Der Altlinke Jean-Luc Mélenchon rief die eigenen Kandidaten bereits in bestimmten Fällen zu einem Rückzug auf: In den Wahlkreisen, in denen das Linksbündnis auf Platz drei und die Rechten auf Platz eins in die Stichwahlen gingen, sollten sich die linken Kandidaten zurückziehen. Auch das Macron-Lager kündigte an: Wo man Drittplatzierter sei, werde man zugunsten der Kandidaten zurücktreten, die das Rassemblement National schlagen können.
Sollte, wie in den Prognosen vermutet, keines der Lager eine absolute Mehrheit erlangen, stünde Frankreich vor zähen Verhandlungen um eine Koalition. Ein Zusammenkommen der grundverschiedenen politischen Akteure ist nicht absehbar. Gemeinsam könnten die Oppositionskräfte womöglich die derzeitige Regierung des Macron-Lagers stürzen. Ohne eine Einigung auf Zusammenarbeit dürfte aber auch keine andere Regierung eine Mehrheit im Parlament finden. So könnte die aktuelle Regierung als Übergangslösung im Amt bleibt oder eine Expertenregierung eingesetzt werden.
Frankreich würde dann politischer Stillstand drohen. Neue Vorhaben könnte eine Regierung ohne Mehrheit nicht auf den Weg bringen. Erneute Neuwahlen sind erst im Juli 2025 wieder möglich.
Für Deutschland und Europa hieße das, dass Paris als wichtiger Akteur in Europa und Teil des deutsch-französischen Tandems plötzlich nicht mehr tatkräftig zur Verfügung stehen würde. Statt neuen Initiativen stünde in Frankreich Verwaltung an der Tagesordnung. Das Amt von Staatschef Macron bleibt von der Wahl zwar unangetastet, doch ohne handlungsfähige Regierung könnte auch er seine Projekte nicht durchsetzen. Sollte das RN doch die absolute Mehrheit holen, wäre Macron faktisch gezwungen, einen Premier aus dessen Reihen zu ernennen. Dann würde der Präsident deutlich an Macht einbüßen.
Im Gegensatz zu Macron gibt das RN wenig auf die Zusammenarbeit mit Deutschland. Die Europaskeptiker streben danach, den Einfluss der EU in Frankreich einzudämmen. Sie könnten versuchen, in Brüssel etliche Vorhaben auszubremsen. Auch sind sie gegen die Erweiterung der EU, und stehen der Nato skeptisch gegenüber.

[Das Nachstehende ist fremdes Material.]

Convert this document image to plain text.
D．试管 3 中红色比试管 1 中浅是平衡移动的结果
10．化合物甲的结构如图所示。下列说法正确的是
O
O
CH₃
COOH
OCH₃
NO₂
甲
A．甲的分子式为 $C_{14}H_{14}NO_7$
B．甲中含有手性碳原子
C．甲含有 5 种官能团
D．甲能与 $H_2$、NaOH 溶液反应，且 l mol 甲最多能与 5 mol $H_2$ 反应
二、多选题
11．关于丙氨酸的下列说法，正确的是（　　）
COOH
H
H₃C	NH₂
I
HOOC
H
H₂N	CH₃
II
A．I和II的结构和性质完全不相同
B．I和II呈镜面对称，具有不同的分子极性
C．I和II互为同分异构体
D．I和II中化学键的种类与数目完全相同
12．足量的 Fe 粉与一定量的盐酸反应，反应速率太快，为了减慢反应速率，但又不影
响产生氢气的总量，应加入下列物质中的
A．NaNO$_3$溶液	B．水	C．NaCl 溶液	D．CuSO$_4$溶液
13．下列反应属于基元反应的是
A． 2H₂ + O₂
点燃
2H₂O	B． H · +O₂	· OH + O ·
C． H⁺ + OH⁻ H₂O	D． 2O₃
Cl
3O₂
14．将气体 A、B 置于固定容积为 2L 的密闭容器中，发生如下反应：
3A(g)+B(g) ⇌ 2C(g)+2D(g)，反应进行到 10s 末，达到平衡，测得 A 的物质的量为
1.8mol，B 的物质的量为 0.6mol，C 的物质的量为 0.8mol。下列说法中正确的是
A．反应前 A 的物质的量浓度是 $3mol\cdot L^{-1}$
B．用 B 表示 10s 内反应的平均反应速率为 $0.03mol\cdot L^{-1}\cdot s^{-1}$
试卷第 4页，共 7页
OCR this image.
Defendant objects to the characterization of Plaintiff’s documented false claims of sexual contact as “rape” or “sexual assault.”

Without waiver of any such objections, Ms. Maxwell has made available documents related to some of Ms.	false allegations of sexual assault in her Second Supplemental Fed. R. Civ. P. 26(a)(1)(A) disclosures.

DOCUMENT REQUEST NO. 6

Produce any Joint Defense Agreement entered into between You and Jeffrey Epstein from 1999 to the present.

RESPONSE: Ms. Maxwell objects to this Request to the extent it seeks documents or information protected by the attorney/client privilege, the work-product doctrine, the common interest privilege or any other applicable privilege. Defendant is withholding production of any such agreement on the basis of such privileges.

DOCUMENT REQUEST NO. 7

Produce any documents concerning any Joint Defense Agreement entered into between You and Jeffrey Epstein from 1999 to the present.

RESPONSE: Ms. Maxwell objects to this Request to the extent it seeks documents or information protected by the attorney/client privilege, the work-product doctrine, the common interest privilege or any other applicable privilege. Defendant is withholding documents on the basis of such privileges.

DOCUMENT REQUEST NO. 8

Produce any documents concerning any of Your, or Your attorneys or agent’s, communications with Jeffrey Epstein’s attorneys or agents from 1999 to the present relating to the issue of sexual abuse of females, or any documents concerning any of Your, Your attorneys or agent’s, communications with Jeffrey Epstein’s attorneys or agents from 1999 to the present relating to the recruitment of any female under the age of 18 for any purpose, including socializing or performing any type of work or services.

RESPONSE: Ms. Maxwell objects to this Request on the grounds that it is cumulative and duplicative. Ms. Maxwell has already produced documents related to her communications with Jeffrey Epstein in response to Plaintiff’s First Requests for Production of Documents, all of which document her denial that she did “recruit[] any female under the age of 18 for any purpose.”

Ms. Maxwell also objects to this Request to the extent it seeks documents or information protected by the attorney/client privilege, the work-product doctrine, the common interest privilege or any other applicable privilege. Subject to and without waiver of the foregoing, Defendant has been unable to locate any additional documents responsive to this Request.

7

Hinter dem jetzigen Erfolg steht Le Pens jahrelanges Bemühen, das RN zu „entteufeln“ und von seiner rechtsextremen Geschichte zu entkoppeln. Mit ihrem Weichspülkurs hat sie die Partei bis weit in die bürgerliche Mitte hinein wählbar gemacht. Mit Jordan Bardella steht zudem nun ein frischer Politiker an der Spitze. Auch die hohe Wahlbeteiligung nutzte dem RN. Sie lag bei 65,8 bis 67 Prozent.
Staatschef Macron dürfte auch die überraschende Einigkeit des linken Lagers um Mélenchon zum Verhängnis geworden sein. Mehrfach hatte Macron zur Zusammenarbeit gegen die Extreme aufgerufen, ohne Erfolg. Am Sonntag versuchte er es erneut. Es sei an der Zeit, für den zweiten Wahlgang einen breiten, demokratischen Zusammenschluss zu bilden.